Several factors can contribute to false-positive and false-negative results in this test. False positives may be seen in the following situations:
- Respiratory tract or other infections.
- Pulmonary or pleural collections after radiotherapy.
- Recent surgery or colostomy.
- Physiological tracer accumulation in normal structures such as the pituitary, thyroid, liver, spleen, kidneys, intestines, gallbladder, ureters, bladder, and occasionally stimulated adrenal glands.
A false-negative test may occur under the following conditions:
- Presence of unlabeled somatostatin due to octreotide therapy or tumor production.
- Variable affinities of different SSTRs for radioligands, especially in insulinomas and medullary thyroid cancers.
- Hepatic metastases from NETs may appear isointense, requiring correlation with subtraction scintigraphy, sulfur colloid imaging, or anatomical imaging (CT/MRI) for accurate assessment.
Complications
The octreotide scan is generally a safe procedure, although it may result in minor adverse effects related to radioactivity, similar to other imaging modalities.
Patient Safety and Education
Octreotide scans are not recommended for pregnant women due to the radiation exposure. Breastfeeding women should temporarily stop breastfeeding and avoid close contact with infants for a period of time. The effective half-life of 4.1 days is longer than the physical half-life of indium (2.83 days). This discrepancy is likely due to the continued release of indium from internal compartments over time, leading to radioactivity accumulation in breast milk.
Clinical Significance
Octreotide scintigraphy is crucial in detecting and staging NETs, assessing metastatic burden, and guiding treatment decisions, particularly for SSTR-positive malignancies. The applications of this technique are expanding beyond oncology, with emerging uses in immunology and chronic inflammatory conditions.

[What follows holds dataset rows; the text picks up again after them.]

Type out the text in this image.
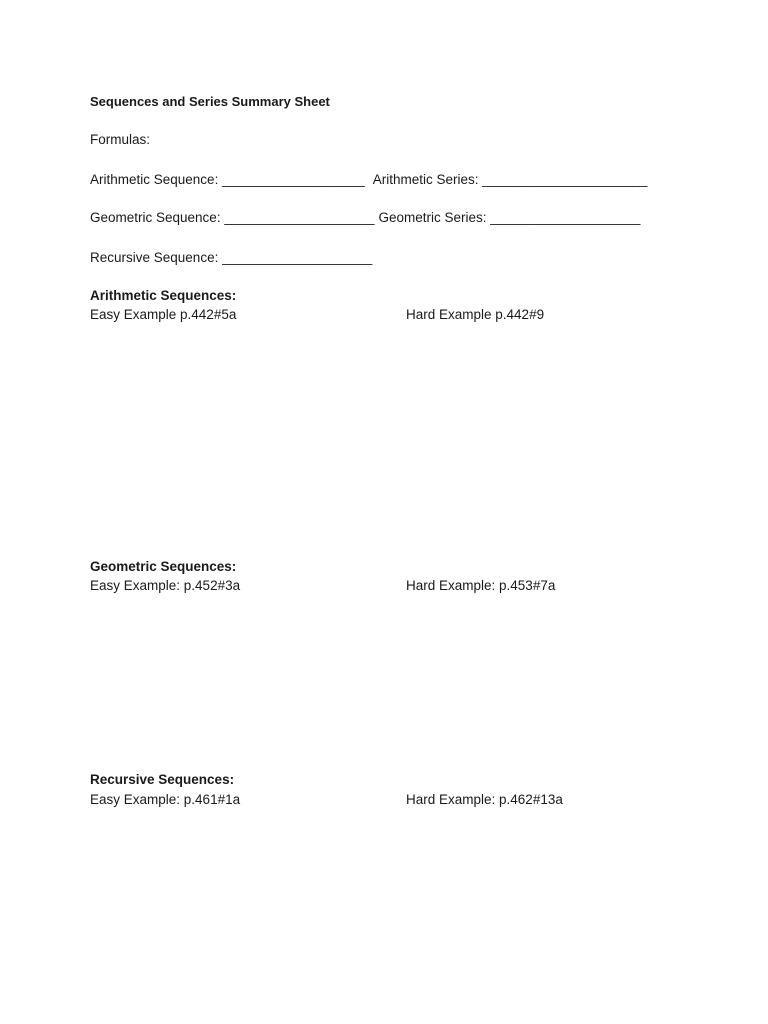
Sequences and Series Summary Sheet
Formulas:
Arithmetic Sequence: ___________________ Arithmetic Series: ______________________
Geometric Sequence: ____________________ Geometric Series: ____________________
Recursive Sequence: ____________________
Arithmetic Sequences:
Easy Example p.442#5a	Hard Example p.442#9
Geometric Sequences:
Easy Example: p.452#3a	Hard Example: p.453#7a
Recursive Sequences:
Easy Example: p.461#1a	Hard Example: p.462#13a
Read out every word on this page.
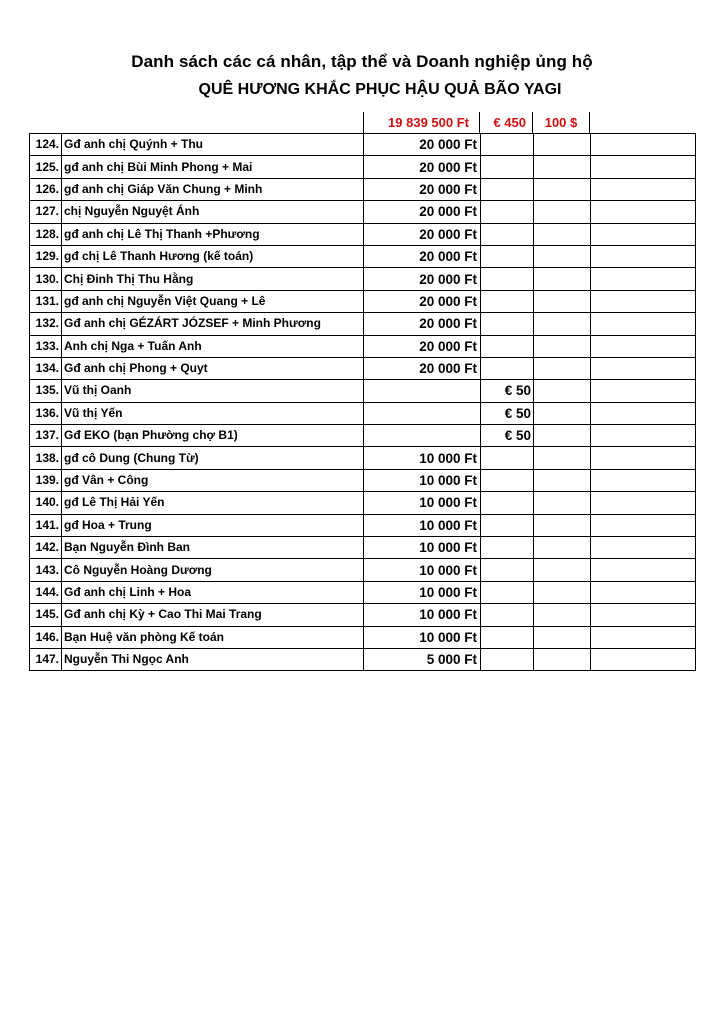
Danh sách các cá nhân, tập thể và Doanh nghiệp ủng hộ
QUÊ HƯƠNG KHẮC PHỤC HẬU QUẢ BÃO YAGI
19 839 500 Ft	€ 450	100 $
124.	Gđ anh chị Quýnh + Thu	20 000 Ft			
125.	gđ anh chị Bùi Minh Phong + Mai	20 000 Ft			
126.	gđ anh chị Giáp Văn Chung + Minh	20 000 Ft			
127.	chị Nguyễn Nguyệt Ánh	20 000 Ft			
128.	gđ anh chị Lê Thị Thanh +Phương	20 000 Ft			
129.	gđ chị Lê Thanh Hương (kế toán)	20 000 Ft			
130.	Chị Đinh Thị Thu Hằng	20 000 Ft			
131.	gđ anh chị Nguyễn Việt Quang + Lê	20 000 Ft			
132.	Gđ anh chị GÉZÁRT JÓZSEF + Minh Phương	20 000 Ft			
133.	Anh chị Nga + Tuấn Anh	20 000 Ft			
134.	Gđ anh chị Phong + Quyt	20 000 Ft			
135.	Vũ thị Oanh		€ 50		
136.	Vũ thị Yến		€ 50		
137.	Gđ EKO (bạn Phường chợ B1)		€ 50		
138.	gđ cô Dung (Chung Từ)	10 000 Ft			
139.	gđ Vân + Công	10 000 Ft			
140.	gđ Lê Thị Hải Yến	10 000 Ft			
141.	gđ Hoa + Trung	10 000 Ft			
142.	Bạn Nguyễn Đình Ban	10 000 Ft			
143.	Cô Nguyễn Hoàng Dương	10 000 Ft			
144.	Gđ anh chị Linh + Hoa	10 000 Ft			
145.	Gđ anh chị Kỳ + Cao Thi Mai Trang	10 000 Ft			
146.	Bạn Huệ văn phòng Kế toán	10 000 Ft			
147.	Nguyễn Thi Ngọc Anh	5 000 Ft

Contemporary oncological practice increasingly depends on octreotide scintigraphy for staging and detecting occult primary neuroendocrine neoplasms. This method is also relatively safe, as it avoids the adverse effects of using contrast in contrast-enhanced CT (CECT) and offers significantly lower radiation exposure. Newer studies highlight its potential in immunology, although further research is necessary to explore its broader applicability across various medical fields.